From the Desk of the Editor

By Scott Carlson

Tree protest takes root, then dies

As the Bugle went to press for July, the question of whether more than 150 trees would get axed to accommodate road reconstruction in St. Anthony Park came to crashing end.

On June 11, several hundred citizens marched on Cleveland Avenue to protest Ramsey County’s plans to begin June 14 to take down the first trees along Cleveland Avenue, from Como Avenue to Buford avenues, as part of the construction project.

“Many residents are distressed about the possible loss of so many mature trees,” said Margot Monson, a St. Anthony Park resident and one of the marchers.

Meanwhile, the St. Anthony Park District 12 Community Council filed a request on June 13 with the state Environmental Quality Board asking for an Environmental Assessment Worksheet on the project.

Specifically, the council asked that “the removal of any trees as part of the Project—not commence and/or continue until a final determination is made on the present petition.”

However, the next day, June 14, the county proceeded with the project and began taking down trees. A week later, the Ramsey County Board rejected the citizens’ EAW petition, declaring that its legal counsel said the project was not required to undergo an environmental review because, in part, it was too small in scope.
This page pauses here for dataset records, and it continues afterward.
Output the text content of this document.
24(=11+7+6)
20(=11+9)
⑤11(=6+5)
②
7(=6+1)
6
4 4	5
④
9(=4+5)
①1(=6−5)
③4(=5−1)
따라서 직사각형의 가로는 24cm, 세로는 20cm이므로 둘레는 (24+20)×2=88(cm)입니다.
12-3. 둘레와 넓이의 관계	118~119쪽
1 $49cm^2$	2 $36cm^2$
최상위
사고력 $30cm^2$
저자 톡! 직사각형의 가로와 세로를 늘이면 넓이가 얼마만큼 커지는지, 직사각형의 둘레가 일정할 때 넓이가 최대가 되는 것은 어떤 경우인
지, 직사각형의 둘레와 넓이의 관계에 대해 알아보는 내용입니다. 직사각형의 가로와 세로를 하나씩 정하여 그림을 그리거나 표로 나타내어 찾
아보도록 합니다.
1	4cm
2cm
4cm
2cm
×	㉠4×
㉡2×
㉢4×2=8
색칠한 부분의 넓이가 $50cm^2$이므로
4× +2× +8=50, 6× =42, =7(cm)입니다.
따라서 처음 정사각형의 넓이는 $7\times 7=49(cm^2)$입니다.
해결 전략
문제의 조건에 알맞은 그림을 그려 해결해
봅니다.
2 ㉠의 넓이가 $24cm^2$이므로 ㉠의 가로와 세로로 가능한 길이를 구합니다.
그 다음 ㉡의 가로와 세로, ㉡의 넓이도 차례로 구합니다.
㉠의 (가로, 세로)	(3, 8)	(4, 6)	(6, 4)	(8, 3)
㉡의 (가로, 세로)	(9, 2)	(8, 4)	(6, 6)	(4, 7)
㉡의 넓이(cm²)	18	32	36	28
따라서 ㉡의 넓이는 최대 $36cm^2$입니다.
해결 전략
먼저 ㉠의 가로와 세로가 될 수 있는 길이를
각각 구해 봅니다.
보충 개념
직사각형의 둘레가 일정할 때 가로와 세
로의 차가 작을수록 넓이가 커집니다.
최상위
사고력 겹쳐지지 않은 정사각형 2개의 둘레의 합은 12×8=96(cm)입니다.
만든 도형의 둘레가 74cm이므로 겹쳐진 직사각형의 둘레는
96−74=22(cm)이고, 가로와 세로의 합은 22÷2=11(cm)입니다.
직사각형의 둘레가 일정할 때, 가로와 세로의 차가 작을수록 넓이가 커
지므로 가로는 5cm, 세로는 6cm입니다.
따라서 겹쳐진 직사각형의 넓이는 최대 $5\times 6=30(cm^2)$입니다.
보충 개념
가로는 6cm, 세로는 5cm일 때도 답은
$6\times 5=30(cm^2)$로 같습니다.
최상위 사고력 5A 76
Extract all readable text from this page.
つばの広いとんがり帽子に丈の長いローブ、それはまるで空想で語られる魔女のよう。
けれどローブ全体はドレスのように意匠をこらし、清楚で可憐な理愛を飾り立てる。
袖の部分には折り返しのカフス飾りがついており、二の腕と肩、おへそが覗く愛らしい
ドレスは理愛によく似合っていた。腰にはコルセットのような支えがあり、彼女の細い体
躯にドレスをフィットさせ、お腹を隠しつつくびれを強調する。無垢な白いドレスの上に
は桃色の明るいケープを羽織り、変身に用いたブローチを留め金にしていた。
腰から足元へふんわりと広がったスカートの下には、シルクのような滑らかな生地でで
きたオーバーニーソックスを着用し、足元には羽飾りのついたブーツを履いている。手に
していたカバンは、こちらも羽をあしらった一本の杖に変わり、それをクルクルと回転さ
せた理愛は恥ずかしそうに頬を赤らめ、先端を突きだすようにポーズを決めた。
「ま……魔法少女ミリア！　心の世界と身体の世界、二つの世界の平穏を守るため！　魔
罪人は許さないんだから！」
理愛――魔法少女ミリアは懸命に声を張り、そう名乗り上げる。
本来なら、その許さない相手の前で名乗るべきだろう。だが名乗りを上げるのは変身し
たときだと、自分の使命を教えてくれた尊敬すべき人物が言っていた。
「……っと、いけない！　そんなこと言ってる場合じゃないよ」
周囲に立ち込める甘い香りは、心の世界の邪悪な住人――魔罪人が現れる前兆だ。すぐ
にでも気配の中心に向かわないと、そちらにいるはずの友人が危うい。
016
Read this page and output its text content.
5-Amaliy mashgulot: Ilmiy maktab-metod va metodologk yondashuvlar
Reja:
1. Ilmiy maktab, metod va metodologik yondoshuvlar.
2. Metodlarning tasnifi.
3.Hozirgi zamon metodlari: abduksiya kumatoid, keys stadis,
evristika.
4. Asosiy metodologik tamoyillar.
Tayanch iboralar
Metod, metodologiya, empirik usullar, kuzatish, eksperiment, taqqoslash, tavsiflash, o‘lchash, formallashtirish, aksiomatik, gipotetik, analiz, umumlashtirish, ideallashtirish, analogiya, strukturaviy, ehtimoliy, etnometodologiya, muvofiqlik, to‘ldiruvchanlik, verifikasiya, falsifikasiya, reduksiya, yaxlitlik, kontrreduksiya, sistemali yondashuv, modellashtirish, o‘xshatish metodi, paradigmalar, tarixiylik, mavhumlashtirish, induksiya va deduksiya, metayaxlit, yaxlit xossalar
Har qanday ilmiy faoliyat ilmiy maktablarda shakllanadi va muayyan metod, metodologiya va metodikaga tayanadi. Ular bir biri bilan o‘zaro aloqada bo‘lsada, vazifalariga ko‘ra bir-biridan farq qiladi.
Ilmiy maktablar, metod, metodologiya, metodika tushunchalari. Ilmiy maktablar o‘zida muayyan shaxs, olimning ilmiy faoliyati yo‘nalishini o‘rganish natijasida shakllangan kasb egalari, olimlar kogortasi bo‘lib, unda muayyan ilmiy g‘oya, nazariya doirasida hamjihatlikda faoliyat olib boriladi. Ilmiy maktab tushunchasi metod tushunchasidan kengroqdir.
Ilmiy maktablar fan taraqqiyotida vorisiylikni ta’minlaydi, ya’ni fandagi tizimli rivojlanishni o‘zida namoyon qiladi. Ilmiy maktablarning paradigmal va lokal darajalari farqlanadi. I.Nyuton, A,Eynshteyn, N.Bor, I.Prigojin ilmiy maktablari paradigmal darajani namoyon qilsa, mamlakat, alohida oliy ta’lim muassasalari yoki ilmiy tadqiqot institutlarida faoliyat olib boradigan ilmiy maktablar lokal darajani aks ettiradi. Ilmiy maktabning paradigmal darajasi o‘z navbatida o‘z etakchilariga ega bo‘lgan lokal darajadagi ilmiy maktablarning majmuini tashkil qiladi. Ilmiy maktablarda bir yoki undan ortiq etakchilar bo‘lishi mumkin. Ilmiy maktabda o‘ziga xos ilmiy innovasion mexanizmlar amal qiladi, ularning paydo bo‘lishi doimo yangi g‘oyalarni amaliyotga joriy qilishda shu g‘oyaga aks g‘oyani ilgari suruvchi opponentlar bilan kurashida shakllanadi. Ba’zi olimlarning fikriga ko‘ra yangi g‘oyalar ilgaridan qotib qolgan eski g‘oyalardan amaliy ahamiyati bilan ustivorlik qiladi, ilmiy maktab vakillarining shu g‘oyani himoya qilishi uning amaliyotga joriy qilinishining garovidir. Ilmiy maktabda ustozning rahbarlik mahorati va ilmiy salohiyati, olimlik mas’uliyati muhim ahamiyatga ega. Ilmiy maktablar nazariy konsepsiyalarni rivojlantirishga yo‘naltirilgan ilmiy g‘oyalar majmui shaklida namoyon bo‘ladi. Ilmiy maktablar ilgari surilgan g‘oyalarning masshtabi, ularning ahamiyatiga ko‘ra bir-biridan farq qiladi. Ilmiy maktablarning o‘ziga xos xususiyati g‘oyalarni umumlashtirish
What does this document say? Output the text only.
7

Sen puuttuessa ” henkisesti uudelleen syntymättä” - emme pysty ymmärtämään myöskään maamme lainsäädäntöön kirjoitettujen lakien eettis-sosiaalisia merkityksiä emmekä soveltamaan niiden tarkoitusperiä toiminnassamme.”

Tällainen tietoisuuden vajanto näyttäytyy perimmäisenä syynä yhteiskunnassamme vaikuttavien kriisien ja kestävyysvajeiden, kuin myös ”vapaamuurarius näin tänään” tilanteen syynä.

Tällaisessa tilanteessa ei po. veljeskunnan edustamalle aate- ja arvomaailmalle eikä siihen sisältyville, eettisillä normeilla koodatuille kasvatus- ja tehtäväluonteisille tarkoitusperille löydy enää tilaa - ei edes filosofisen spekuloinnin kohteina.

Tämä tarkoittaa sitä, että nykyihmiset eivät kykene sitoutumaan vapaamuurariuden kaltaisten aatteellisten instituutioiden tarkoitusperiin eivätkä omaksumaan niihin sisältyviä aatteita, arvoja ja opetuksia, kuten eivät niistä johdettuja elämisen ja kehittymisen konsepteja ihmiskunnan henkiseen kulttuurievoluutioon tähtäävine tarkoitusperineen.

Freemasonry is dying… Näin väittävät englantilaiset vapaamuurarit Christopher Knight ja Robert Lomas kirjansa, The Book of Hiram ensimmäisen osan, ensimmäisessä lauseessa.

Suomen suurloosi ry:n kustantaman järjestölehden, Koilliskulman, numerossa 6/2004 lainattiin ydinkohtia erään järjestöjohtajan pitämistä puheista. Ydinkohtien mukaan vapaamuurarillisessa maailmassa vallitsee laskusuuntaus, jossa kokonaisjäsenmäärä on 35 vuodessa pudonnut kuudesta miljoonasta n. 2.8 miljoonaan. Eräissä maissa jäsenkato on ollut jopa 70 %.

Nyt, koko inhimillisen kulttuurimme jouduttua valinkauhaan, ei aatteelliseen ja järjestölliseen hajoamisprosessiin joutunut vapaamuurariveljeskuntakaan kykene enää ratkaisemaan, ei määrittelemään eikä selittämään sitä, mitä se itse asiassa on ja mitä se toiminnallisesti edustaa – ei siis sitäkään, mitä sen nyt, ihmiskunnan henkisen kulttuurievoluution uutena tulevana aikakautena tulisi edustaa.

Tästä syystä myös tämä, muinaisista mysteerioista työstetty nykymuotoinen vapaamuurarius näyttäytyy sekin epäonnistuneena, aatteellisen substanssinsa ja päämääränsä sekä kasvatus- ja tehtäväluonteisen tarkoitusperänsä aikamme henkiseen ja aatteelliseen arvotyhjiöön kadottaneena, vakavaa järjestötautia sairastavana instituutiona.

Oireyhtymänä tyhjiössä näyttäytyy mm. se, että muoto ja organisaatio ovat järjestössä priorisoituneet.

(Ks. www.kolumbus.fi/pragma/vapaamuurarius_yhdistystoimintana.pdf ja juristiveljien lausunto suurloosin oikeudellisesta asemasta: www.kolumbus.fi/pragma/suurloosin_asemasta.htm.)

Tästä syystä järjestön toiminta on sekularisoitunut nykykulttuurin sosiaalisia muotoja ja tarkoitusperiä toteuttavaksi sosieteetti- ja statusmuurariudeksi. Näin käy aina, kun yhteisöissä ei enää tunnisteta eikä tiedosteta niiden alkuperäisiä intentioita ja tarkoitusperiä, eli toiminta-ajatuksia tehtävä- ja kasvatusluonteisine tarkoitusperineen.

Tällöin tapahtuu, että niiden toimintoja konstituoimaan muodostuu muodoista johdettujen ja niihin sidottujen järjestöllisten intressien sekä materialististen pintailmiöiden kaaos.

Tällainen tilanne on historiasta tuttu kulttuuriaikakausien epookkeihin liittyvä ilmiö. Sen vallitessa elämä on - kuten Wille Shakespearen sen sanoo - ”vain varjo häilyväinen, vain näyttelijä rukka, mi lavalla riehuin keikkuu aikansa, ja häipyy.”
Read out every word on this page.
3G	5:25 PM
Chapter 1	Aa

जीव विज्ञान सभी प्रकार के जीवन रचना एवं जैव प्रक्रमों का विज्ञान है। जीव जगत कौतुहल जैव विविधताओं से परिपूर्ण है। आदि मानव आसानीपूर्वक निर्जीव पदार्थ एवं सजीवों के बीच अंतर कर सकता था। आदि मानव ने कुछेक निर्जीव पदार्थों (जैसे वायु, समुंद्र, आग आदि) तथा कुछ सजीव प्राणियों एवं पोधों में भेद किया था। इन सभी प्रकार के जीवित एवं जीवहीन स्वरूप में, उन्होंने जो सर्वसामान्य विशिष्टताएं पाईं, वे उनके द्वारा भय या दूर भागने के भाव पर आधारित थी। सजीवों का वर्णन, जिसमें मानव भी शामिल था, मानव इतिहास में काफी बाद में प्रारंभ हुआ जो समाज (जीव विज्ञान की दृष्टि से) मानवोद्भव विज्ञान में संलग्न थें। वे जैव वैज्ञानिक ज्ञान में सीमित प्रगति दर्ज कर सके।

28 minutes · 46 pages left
That this project generated such a public outcry was evidence that Ramsey County was remiss in not keeping the neighborhood better informed on changing plans for the project. In a word — dropped — the county dropped the ball.

District 12 Community Council organizer Jessica Willman said the ultimate number of trees to be removed took neighbors by surprise in spite of the fact that many participated in early phases of the county’s planning process.

(Originally, some 60 to 70 trees were envisioned for removal.)

“Overall, the 167 trees (or 162, in the best-case scenario presently) are nowhere close to the number the community originally was told during the Community Engagement period in 2019,” Willman said. “This has been a huge disappointment to the Community Council and the St. Anthony Park community at large, and, we are told, generated more constituent contact to Ramsey County than any other issue in recent memory.”

Pat Thompson, a District 12 council member, agreed, saying, “I think this whole thing has been damaging to Ramsey County’s reputation in the St. Anthony Park neighborhood, and that is not good for anyone, because they have an important role to play.”

According to an email to interested citizens from Ramsey County, trees north of Buford Avenue will not be removed until 2023. That leaves time for continued evaluation of whether more trees can be preserved.

The email also states that in response to community concerns, the commitment to plant new trees was raised from 55 to 70.

For its part, Ramsey County has cited damage to roots during construction, and the resulting instability of the trees, as public safety concerns about why some trees needed to be cut down.

In the final analysis, I believe that public buy-in to the project is important. As the county forges ahead with its work on Cleveland Avenue it has lost an opportunity to build goodwill with the neighborhood. And that lost opportunity comes at a time when public confidence in government seems to be flagging. 

Scott Carlson is managing editor of the Bugle. Bugle freelancer Anne Holzman contributed to this report.